Better late than never, I suppose; Prey for the Devil, the new exorcism horror film from director Daniel Stamm – not his first foray into demon possession films, having also made the Eli Roth-produced The Last Exorcism – was originally set for release way back in February of this year, under the alternate title The Devil’s Light (I distinctly even remember seeing posters for it with that title in my local cinema, well before any footage was ever released online). However, it was unceremoniously yanked off the schedule weeks before its scheduled release and then placed the weekend before Halloween, under its newer (and much more pun-based) title – not that it makes a lot of difference, because whenever it got released under whichever title, the movie would still not be very good.

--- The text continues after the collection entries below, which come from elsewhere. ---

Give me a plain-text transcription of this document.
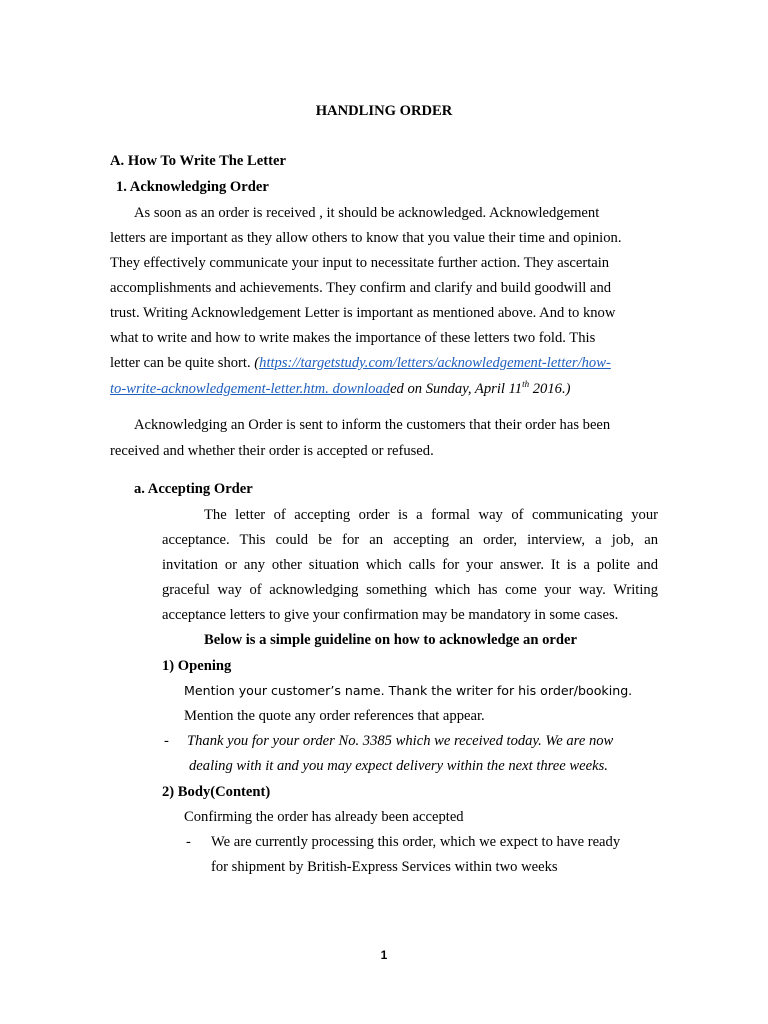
HANDLING ORDER
A. How To Write The Letter
1. Acknowledging Order
As soon as an order is received , it should be acknowledged. Acknowledgement
letters are important as they allow others to know that you value their time and opinion.
They effectively communicate your input to necessitate further action. They ascertain
accomplishments and achievements. They confirm and clarify and build goodwill and
trust. Writing Acknowledgement Letter is important as mentioned above. And to know
what to write and how to write makes the importance of these letters two fold. This
letter can be quite short. (https://targetstudy.com/letters/acknowledgement-letter/how-
to-write-acknowledgement-letter.htm. downloaded on Sunday, April 11th 2016.)
Acknowledging an Order is sent to inform the customers that their order has been
received and whether their order is accepted or refused.
a. Accepting Order
The letter of accepting order is a formal way of communicating your
acceptance. This could be for an accepting an order, interview, a job, an
invitation or any other situation which calls for your answer. It is a polite and
graceful way of acknowledging something which has come your way. Writing
acceptance letters to give your confirmation may be mandatory in some cases.
Below is a simple guideline on how to acknowledge an order
1) Opening
Mention your customer’s name. Thank the writer for his order/booking.
Mention the quote any order references that appear.
- Thank you for your order No. 3385 which we received today. We are now
dealing with it and you may expect delivery within the next three weeks.
2) Body(Content)
Confirming the order has already been accepted
- We are currently processing this order, which we expect to have ready
for shipment by British-Express Services within two weeks
1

Prey for the Devil, which comes from a script by Robert Zappia (who previously co-wrote Halloween H20: 20 Years Later, which makes a lot of sense for reasons that will be explained later), is set in a world where demon possessions are on the rise, and in response the Catholic Church has opened schools across the world for priests to learn how to exorcise said demons – only priests, mind you, with nuns being explicitly forbidden from practicing the dangerous methods. However, that doesn’t stop young nun Ann (Jacqueline Byers) from desiring to become an exorcist herself, particularly due to her unique ability to communicate with the person whose body is being taken over, as well as her own disturbing childhood experiences with an abusive mother that she believes to have been possessed herself. Father Quinn (Colin Salmon), a professor at the school, recognises Ann’s ability and agrees to train her in the ways of exorcism, which come in handy when she develops a bond with a possessed young girl named Natalie (Posy Taylor), whose own demon may have a connection with Ann herself.

Unlike last month’s terrible My Best Friend’s Exorcism, which opted for a more comedic tone with disastrous results, Prey for the Devil is a demon possession movie that at least has some ideas of what it wants to do with the well-worn horror sub-genre. However, they are only ever just ideas, and not particularly original ones at that, with this film going for every convention in the book to pad itself with material that you’ve either seen before in many other exorcism movies, or general horror films of lacklustre quality over the last twenty-odd years like The Devil Inside and – yes – Halloween H20: 20 Years Later. You can play exorcism movie bingo with the stuff in this movie, from demonic young girls to priests wrestling with their faith to sympathetic nuns, and probably have a full row by the time you reach the midway point; likewise, if you drink every time you spot a jump-scare, strobing light, fake-out dream sequence or questionable effects on possessed people, then chances are you’ll be submitted to A&E for alcohol poisoning just before the credits start rolling.

There’s nothing particularly exciting about how all of these familiar conventions are executed either, since neither Stamm nor Zappia aren’t able to find much intrigue with these characters or this story that many other storytellers before them have told. While the acting is fine, with the likes of Jacqueline Byers, Colin Salmon and a weirdly underused Virginia Madsen doing okay with what they’ve been given, the writing does very little to make them particularly interesting, at least to a point where you care enough to want them to make it out okay. Instead, they largely serve as pawns for the next big jump-scare with that obnoxiously loud orchestral stinger to make teen audiences scream, which after a while you’re just anxious for the movie to do something different than what has been said and done many times over.

The script is filled with a lot of holes, refusing to fill in on glaring issues in logic (for one, this exorcism school that also houses some dangerous possessed people has some pretty lousy security, with just about anyone able to go in and out without facing the consequences) or to be consistent with the powers of these demons (they can seemingly teleport at one stage, and even set things on fire, until they suddenly can’t for the convenience of the plot). By the end, you’re so unstimulated by all of these inconsistencies that you feel as though nothing substantial was gained or even made a legitimate threat, and makes you wish that you were watching something like The Exorcist instead.

While it makes sense why the movie was suddenly shifted to a Halloween release – after all, audiences need something horror-related to go and watch on the big day – Prey for the Devil is absolutely one of those horror movies that should have just been dumped in January or February and then quickly forgotten afterwards, like it was originally supposed to be.

SO, TO SUM UP…

Prey for the Devil is a lame demon possession movie that has very little that’s new or interesting to say or do with the well-worn horror sub-genre, padding itself with convention after convention within an unstimulating story and set of characters that ultimately do nothing to make you excited for exorcism movies again.